Я думал, что был понедельник, когда была среда. В это время, однако ж, трудился для твоего журнала. Отвечал Надеждину. Статья моя[58 - «Антикритика».], я думаю, вдвое больше моего предисловия[59 - Предисловие к поэме «Наложница».]. Сам удивляюсь, что мог написать столько прозы. Драма моя почти переписана набело. Теперь сижу за повестью, которую ты помнишь: «Перстень». Все это ты получишь по будущей тяжелой почте. Все это посредственно, но для журнала годится. Благодарю тебя за обещание прислать повести малороссийского автора[60 - Речь идет о «Вечерах на хуторе близ Диканьки» Н. В. Гоголя.]. Как скоро прочту, так и напишу о них. О Загоскине писать что-то страшно. Я вовсе не из числа его ревностных поклонников. «Милославский» его – дрянь, а «Рославлев», быть может, еще хуже. В «Рославлеве» роман ничтожен, исторический взгляд вместе глуп и неверен. Но как сказать эти крутые истины автору, который все-таки написал лучшие романы, какие у нас есть? Мне очень жаль, что Жуковскому не нравится название моей поэмы. В ответе моем Надеждину я стараюсь оправдать его. Не могу понять, почему люди умные и просвещенные так оскорбляются словом, которого полный смысл допущен во всех разговорах. Скажи мне, что он думает о самой поэме, что хвалит и что осуждает. Не бойся меня опечалить. Мнение Жуковского для меня особенно важно, и его критики будут мне полезнее. У меня план новой поэмы[61 - Этот план неизвестен.], со всех сторон обдуманный. Хороша ли будет, Бог знает. На днях примусь писать. Не отдаю тебе отчета в моем плане, потому что это охлаждает. Кстати, послание к Языкову и элегия[62 - «В дни безграничных увлечений…»], которую ты называешь европейской, принадлежит «Европейцу». По будущей почте пришлю тебе еще две-три пьесы…

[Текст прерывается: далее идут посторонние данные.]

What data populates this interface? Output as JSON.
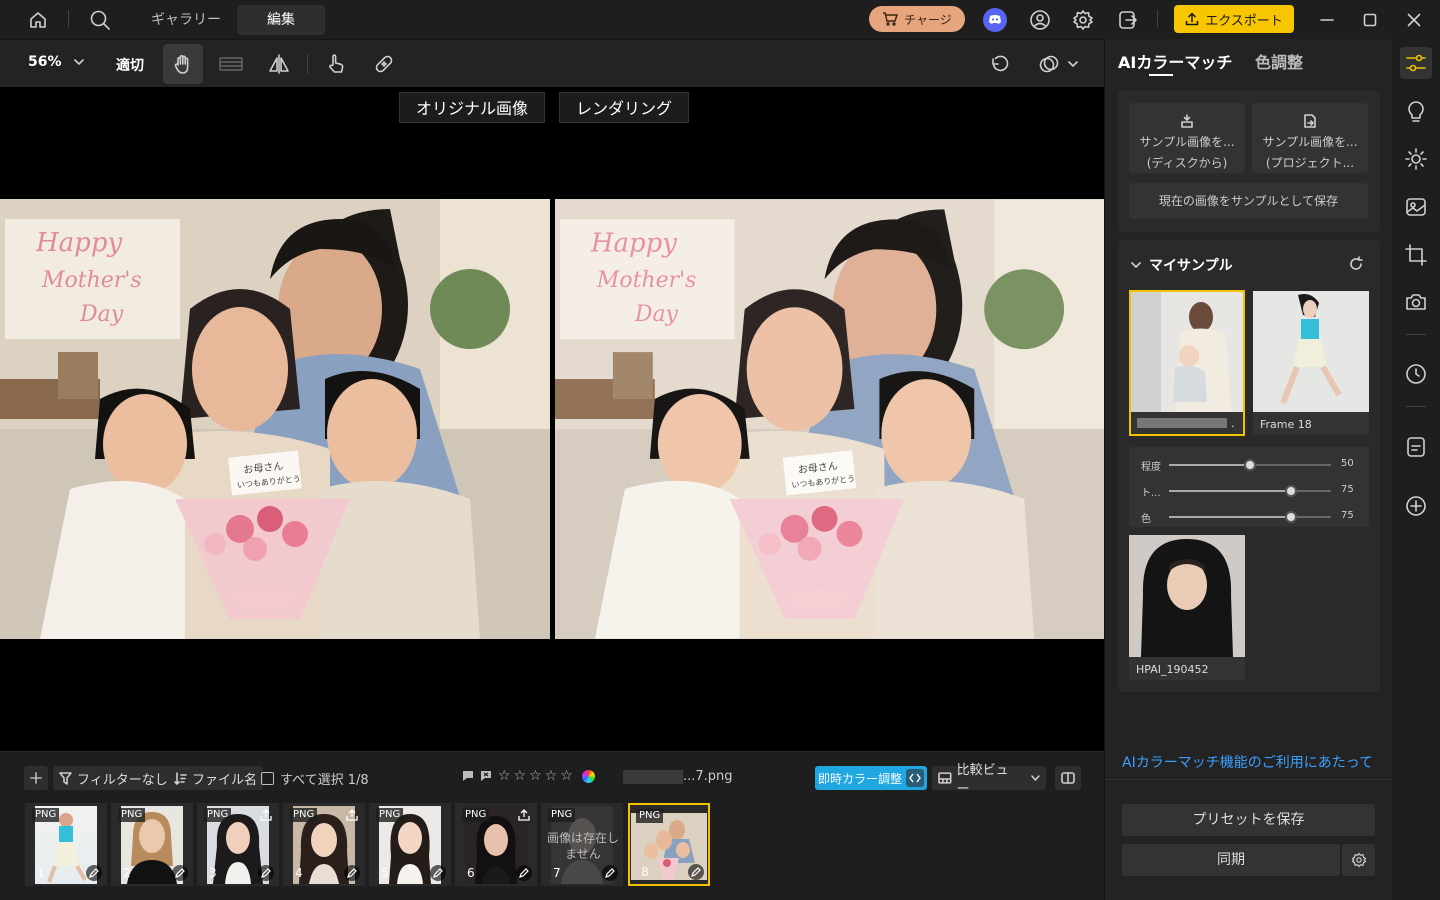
{
  "topbar": {
    "tabs": [
      {
        "label": "ギャラリー"
      },
      {
        "label": "編集"
      }
    ],
    "charge_label": "チャージ",
    "export_label": "エクスポート"
  },
  "toolbar": {
    "zoom": "56%",
    "fit_label": "適切"
  },
  "canvas": {
    "original_label": "オリジナル画像",
    "rendered_label": "レンダリング",
    "photo_text": {
      "line1": "Happy",
      "line2": "Mother's",
      "line3": "Day",
      "card1": "お母さん",
      "card2": "いつもありがとう"
    }
  },
  "bottom": {
    "filter_label": "フィルターなし",
    "sort_label": "ファイル名",
    "select_all_label": "すべて選択 1/8",
    "filename": "...7.png",
    "instant_color_label": "即時カラー調整",
    "compare_view_label": "比較ビュー"
  },
  "filmstrip": {
    "items": [
      {
        "badge": "PNG",
        "num": "1",
        "missing": ""
      },
      {
        "badge": "PNG",
        "num": "2",
        "missing": ""
      },
      {
        "badge": "PNG",
        "num": "3",
        "missing": ""
      },
      {
        "badge": "PNG",
        "num": "4",
        "missing": ""
      },
      {
        "badge": "PNG",
        "num": "5",
        "missing": ""
      },
      {
        "badge": "PNG",
        "num": "6",
        "missing": ""
      },
      {
        "badge": "PNG",
        "num": "7",
        "missing": "画像は存在しません"
      },
      {
        "badge": "PNG",
        "num": "8",
        "missing": ""
      }
    ]
  },
  "panel": {
    "tabs": [
      {
        "label": "AIカラーマッチ"
      },
      {
        "label": "色調整"
      }
    ],
    "sample_disk_line1": "サンプル画像を...",
    "sample_disk_line2": "(ディスクから)",
    "sample_project_line1": "サンプル画像を...",
    "sample_project_line2": "(プロジェクト...",
    "save_sample_label": "現在の画像をサンプルとして保存",
    "my_samples_title": "マイサンプル",
    "samples": [
      {
        "name": "."
      },
      {
        "name": "Frame 18"
      },
      {
        "name": "HPAI_190452"
      }
    ],
    "sliders": [
      {
        "label": "程度",
        "value": 50,
        "display": "50"
      },
      {
        "label": "ト...",
        "value": 75,
        "display": "75"
      },
      {
        "label": "色",
        "value": 75,
        "display": "75"
      }
    ],
    "info_link": "AIカラーマッチ機能のご利用にあたって",
    "save_preset_label": "プリセットを保存",
    "sync_label": "同期"
  },
  "colors": {
    "accent": "#f7c600",
    "link": "#3aa0ff",
    "instant": "#1ea7e0",
    "charge": "#e6a57d"
  }
}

Каймары. Декабрь 1831 года
Вот тебе для «Европейца». Извини, что все это так дурно переписано: ты знаешь страсть мою к переправкам. Я не мог от них удержаться и при том, что тебе посылаю. Особенно мне совестно за мою драму, которая их не стоит. И я ни за что бы тебе ее не послал, ежели б не думал, что в журнале и посредственное годится для занятия нескольких листов. Пересмотри мою «Антикритику», и что тебе в ней покажется лишним, выбрось. Боюсь очень, что я в ней не держусь немецкого правоверия и что в нее прокрались кой-какие ереси. Драму напечатай без имени и не читай ее никому как мое сочинение. Под сказкой[63 - Повесть «Перстень».] поставь имя сочинителя. Я читал твое объявление: оно написано как нельзя лучше, и я тотчас узнал, что оно твое. Ты истолковал название журнала и умно, и скромно. Но у нас не понимают скромности, и я боюсь, что в твоем объявлении не довольно шарлатанства для приобретения подписчиков, Впрочем, воля Божия. Я подпишусь в будущий год на некоторые из русских журналов и буду за тебя отбраниваться, когда нужно. У меня, кроме плана поэмы, в запасе довольно желчи; я буду рад как-нибудь ее излить…
Казань. Декабрь 1831 года
Ежели уже получено позволение издавать журнал под фирмою «Европейца», пусть он остается «Европейцем». Не в имени дело. Ты меня приводишь в стыд слишком хорошим мнением о моей драме. Спешу тебе сказать, что это только драматический опыт; несколько сцен с самою легкою завязкою. Я от нее не в отчаянии только потому, что надеюсь со временем написать что-нибудь подельнее. Ежели б я вполне следовал своему чувству, я бы поступил с нею, как ты поступаешь с некоторыми из своих творений, т. е. бросил бы в печь… Кстати: я не нахожу тебя в этом отменно благоразумным. Во-первых, не мне быть судьею в собственном деле; во-вторых, каждый, принимающийся за перо, поражен какою-либо красотою, следственно, и в его творении, как бы оно ни поддавалось критике, наверно есть что-нибудь хорошее. Что ж касается до совершенства, оно, кажется, не дано человеку, и мысль о нем может скорее охладить, нежели воспламенить писателя…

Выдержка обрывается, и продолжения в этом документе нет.